Example of Canonical Correlation Analysis and Visualization by compressing high dimensions into two dimensions with Canonical Correlation Analysis .
In the example data, there are 6 variables, and it is assumed that the 3 from the left and the 3 after that are each a group.
In the same way that principal component analysis computes multiple synthetic variables, the first principal component, the second principal component, and so on, multiple synthetic variables are computed in canonical correlation analysis. In the example below, only the combination of the first component is extracted and made into a scatter diagram.
setwd("C:/Rtest")
library(CCA)
library(ggplot2)
library(plotly)
Data <- read.csv("Data.csv", header=T)
Retu <- 3 # Columns 1:3 is one group. Other columns is the other group
DataX <- Data[,1:Retu]
Retu2 <- Retu+1
Retu3 <- ncol(Data)
DataY <- Data[,Retu2:Retu3]
model <- cc(DataX,DataY)
Youso <- 1# Number of factor
X1 <- model$scores$xscores[,Youso]
Y1 <- model$scores$yscores[,Youso]
Data5 <- cbind(data.frame(X1,Y1),Index = row.names(Data))

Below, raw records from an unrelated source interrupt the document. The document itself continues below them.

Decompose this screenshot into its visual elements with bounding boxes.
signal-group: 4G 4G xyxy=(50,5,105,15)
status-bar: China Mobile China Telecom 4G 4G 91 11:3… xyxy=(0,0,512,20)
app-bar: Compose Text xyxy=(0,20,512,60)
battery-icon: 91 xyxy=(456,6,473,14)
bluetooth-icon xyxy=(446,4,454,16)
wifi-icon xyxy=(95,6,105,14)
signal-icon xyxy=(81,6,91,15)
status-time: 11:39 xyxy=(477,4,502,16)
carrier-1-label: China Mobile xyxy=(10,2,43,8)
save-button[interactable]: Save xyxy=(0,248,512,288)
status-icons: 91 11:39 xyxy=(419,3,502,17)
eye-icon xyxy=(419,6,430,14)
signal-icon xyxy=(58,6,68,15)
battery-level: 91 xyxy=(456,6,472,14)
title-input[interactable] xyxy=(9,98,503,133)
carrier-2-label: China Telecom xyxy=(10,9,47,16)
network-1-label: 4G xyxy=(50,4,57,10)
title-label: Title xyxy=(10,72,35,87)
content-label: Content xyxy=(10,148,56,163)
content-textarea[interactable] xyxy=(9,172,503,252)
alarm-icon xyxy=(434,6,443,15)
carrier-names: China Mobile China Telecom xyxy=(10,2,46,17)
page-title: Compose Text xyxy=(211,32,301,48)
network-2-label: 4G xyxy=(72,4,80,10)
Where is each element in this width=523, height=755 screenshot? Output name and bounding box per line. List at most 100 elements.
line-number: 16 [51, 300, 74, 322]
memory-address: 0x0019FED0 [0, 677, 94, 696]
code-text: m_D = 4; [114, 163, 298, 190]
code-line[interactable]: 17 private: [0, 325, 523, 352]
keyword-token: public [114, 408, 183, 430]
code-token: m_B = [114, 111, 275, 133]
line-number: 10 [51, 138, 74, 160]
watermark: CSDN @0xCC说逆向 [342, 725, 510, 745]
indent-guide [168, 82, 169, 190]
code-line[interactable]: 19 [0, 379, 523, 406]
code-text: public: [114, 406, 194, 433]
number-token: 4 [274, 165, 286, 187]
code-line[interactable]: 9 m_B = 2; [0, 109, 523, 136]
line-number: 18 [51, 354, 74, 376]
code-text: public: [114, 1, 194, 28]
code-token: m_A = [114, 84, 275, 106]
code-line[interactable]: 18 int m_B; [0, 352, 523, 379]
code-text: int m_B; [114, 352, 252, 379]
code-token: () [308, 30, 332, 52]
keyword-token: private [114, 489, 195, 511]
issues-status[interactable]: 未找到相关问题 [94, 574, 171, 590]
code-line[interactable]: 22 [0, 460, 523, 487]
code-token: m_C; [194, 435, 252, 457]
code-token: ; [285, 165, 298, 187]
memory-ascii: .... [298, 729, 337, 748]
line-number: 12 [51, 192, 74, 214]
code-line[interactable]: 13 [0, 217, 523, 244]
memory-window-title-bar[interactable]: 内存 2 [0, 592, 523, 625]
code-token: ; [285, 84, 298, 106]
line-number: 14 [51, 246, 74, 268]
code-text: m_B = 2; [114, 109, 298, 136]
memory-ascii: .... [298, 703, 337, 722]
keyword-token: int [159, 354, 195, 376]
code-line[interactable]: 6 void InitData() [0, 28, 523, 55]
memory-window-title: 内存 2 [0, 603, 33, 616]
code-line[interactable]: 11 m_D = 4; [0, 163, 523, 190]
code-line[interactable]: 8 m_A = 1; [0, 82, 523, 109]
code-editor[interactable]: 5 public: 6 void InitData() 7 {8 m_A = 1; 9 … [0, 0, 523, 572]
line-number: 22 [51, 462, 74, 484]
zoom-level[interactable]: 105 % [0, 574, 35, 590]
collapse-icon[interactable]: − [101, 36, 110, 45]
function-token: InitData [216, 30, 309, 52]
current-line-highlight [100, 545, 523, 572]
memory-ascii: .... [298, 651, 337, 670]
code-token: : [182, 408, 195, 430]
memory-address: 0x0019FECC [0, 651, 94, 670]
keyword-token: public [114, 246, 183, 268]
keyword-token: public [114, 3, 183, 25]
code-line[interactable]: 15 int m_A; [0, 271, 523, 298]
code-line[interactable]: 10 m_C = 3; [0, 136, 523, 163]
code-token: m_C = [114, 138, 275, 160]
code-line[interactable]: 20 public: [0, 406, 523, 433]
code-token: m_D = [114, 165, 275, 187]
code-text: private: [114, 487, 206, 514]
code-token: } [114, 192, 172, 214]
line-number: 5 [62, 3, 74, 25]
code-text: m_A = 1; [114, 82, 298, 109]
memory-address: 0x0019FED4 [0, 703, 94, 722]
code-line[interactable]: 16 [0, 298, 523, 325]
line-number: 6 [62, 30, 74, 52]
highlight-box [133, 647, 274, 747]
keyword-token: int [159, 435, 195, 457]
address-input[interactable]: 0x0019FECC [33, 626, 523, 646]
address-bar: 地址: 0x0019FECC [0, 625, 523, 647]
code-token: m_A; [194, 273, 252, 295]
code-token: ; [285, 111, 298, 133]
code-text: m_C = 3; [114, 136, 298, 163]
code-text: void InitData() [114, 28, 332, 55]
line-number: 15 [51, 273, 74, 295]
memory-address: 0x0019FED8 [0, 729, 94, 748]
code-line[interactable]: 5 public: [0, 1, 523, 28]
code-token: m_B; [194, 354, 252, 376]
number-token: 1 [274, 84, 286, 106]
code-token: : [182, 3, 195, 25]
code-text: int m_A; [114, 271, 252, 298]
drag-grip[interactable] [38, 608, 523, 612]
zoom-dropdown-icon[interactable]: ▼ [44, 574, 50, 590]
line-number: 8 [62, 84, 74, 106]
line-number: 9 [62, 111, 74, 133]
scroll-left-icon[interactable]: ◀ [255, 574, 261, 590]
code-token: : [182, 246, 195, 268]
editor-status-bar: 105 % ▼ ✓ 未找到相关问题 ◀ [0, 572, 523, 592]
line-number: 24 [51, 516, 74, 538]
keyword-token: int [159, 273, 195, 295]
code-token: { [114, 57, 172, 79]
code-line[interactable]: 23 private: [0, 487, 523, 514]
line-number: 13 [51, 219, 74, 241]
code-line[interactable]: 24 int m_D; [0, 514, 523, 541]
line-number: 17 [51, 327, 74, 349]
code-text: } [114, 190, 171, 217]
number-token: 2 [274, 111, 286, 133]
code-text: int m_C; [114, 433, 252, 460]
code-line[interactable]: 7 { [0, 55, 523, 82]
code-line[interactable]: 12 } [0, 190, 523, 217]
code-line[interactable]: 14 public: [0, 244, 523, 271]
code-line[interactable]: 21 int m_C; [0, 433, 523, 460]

ggplotly(ggplot(Data5, aes(x=X1, y=Y1,label=Index)) + geom_text() + labs(x="Xs",y="Ys"))
model$cor# Correlation coefficient
We can see that the first components have a correlation coefficient of 0.93. The second component is also high because it is 0.87.
The cancor function is standard installed with R. Basically the same as CCA, but new components are not calculated and must be calculated from the coefficients.
setwd("C:/Rtest")
library(ggplot2)
library(plotly)
Data <- read.csv("Data.csv", header=T)
Retu <- 3 # Columns 1:3 is one group. Other columns is the other group
DataX <- Data[,1:Retu]
Retu2 <- Retu+1
Retu3 <- ncol(Data)
DataY <- Data[,Retu2:Retu3]
model <- cancor(DataX,DataY)
u <- data.matrix(DataX) %*% model$xcoef
v <- data.matrix(DataY) %*% model$ycoef
Data6 <- cbind(u = data.frame(u[,1]),v = data.frame(v[,1]),Index = row.names(Data),Factors = c(1))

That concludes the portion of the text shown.